Church in Addis Ababa, Ethiopia

Saint George's Cathedral (Amharic: የቅዱስ ጊዮርጊስ ካቴድራል) is an Ethiopian Orthodox church in Addis Ababa, Ethiopia. The cathedral is noted for its distinctive octagonal form. It is located at the northern end of Churchill Road in the city.

==Overview==
The new church was built on the ruins of an older church from the 15th century. It was named after St. George, after the Tabot (Ark) of the church was carried to the Battle of Adwa against the Italians during which the Ethiopians secured victory.

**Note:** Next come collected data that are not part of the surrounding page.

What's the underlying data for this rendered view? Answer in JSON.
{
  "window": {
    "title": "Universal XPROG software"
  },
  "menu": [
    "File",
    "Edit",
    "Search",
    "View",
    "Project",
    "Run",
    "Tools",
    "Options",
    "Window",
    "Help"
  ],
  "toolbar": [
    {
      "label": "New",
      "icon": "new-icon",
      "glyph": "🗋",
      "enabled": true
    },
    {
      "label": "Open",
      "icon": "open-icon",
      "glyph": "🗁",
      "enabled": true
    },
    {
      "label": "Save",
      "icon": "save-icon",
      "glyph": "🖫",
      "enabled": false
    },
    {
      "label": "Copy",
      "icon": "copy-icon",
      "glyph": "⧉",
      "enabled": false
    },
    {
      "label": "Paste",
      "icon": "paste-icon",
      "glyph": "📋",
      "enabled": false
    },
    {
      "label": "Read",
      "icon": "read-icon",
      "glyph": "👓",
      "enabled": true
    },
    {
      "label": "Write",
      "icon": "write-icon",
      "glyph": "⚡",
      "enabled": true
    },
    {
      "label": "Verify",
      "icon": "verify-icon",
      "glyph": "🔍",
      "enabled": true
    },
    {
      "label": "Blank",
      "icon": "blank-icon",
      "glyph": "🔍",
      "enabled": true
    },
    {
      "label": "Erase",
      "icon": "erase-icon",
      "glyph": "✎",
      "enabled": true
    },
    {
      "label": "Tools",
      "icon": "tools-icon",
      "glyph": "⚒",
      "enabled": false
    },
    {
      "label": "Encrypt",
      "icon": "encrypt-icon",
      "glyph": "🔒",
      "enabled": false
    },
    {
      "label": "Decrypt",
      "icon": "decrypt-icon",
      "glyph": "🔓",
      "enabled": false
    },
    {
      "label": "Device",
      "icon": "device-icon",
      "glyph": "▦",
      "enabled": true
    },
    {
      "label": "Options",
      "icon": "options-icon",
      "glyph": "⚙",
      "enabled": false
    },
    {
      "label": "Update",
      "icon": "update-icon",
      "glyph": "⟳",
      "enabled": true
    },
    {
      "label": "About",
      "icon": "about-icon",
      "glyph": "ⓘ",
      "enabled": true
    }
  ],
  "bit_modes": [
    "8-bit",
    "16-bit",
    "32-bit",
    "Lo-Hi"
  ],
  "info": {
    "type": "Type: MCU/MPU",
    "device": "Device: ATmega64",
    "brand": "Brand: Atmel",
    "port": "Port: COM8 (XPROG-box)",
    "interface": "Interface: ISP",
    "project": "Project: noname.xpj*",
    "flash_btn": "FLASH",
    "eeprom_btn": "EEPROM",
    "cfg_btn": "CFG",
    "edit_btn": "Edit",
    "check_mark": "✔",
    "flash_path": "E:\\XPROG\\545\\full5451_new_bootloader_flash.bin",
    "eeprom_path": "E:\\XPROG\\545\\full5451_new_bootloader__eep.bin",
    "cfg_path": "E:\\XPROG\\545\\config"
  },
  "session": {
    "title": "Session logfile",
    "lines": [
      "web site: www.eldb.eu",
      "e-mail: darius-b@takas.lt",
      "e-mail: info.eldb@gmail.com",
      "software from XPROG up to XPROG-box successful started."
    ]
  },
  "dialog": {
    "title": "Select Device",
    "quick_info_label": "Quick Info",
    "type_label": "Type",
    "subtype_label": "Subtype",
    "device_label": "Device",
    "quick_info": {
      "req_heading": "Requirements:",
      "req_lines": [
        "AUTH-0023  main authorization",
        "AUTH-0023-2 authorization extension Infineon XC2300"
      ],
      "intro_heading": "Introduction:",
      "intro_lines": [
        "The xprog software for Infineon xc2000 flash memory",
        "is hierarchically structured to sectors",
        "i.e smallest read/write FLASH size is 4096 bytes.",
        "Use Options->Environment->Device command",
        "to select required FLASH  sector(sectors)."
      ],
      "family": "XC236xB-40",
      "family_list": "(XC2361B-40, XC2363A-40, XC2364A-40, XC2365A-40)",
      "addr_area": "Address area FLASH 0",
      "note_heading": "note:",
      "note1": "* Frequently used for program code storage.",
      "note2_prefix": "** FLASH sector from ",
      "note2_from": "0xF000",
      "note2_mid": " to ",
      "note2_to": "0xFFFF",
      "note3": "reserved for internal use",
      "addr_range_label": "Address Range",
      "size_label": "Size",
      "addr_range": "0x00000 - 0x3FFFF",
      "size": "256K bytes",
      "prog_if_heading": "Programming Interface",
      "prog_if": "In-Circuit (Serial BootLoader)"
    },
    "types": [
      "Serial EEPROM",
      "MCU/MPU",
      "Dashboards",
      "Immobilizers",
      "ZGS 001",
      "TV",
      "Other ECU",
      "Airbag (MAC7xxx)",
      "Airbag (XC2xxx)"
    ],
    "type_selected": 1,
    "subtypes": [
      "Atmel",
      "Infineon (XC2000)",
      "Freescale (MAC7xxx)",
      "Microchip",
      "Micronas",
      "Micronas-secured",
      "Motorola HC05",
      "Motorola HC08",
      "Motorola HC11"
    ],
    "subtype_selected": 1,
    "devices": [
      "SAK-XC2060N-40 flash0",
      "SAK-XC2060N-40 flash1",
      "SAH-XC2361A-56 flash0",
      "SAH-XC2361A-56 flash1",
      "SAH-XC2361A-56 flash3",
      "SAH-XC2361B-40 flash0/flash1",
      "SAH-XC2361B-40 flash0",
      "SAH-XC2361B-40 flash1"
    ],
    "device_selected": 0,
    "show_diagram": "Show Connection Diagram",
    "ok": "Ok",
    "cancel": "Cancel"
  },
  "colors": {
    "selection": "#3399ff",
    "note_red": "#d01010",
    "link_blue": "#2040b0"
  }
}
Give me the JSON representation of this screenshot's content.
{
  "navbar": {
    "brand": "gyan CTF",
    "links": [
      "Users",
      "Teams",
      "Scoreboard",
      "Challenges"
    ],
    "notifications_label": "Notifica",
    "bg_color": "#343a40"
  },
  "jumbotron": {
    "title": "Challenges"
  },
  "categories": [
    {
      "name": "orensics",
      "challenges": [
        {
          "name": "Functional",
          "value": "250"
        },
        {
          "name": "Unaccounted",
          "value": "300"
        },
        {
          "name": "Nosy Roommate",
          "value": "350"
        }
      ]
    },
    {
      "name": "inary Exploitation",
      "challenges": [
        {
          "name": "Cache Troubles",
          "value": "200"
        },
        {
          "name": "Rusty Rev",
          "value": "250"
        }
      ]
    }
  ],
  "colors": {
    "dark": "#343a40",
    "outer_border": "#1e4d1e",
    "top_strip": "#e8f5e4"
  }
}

The building was designed and built by the Italian engineer Sebastiano Castagna in 1911. Empress Zewditu was crowned at this Cathedral in 1917, and Emperor Haile Selassie was crowned there in 1930, and it became a pilgrimage site for Rastafarians. The Cathedral has a museum, and an Imperial throne is on display as is the stained glass works of artist Afewerk Tekle. Given the reason why the cathedral was named, it displays weaponry used in the wars against the Italians including curved swords and tridents and giant helmets made from the manes of lions.

The building was described in 1938 in an Italian tourist publication as a fine example of the European interpretation of Ethiopian church design. The Italian Fascist authorities set the building on fire in 1937. The cathedral was later restored by Emperor Haile Selassie following the liberation in 1941.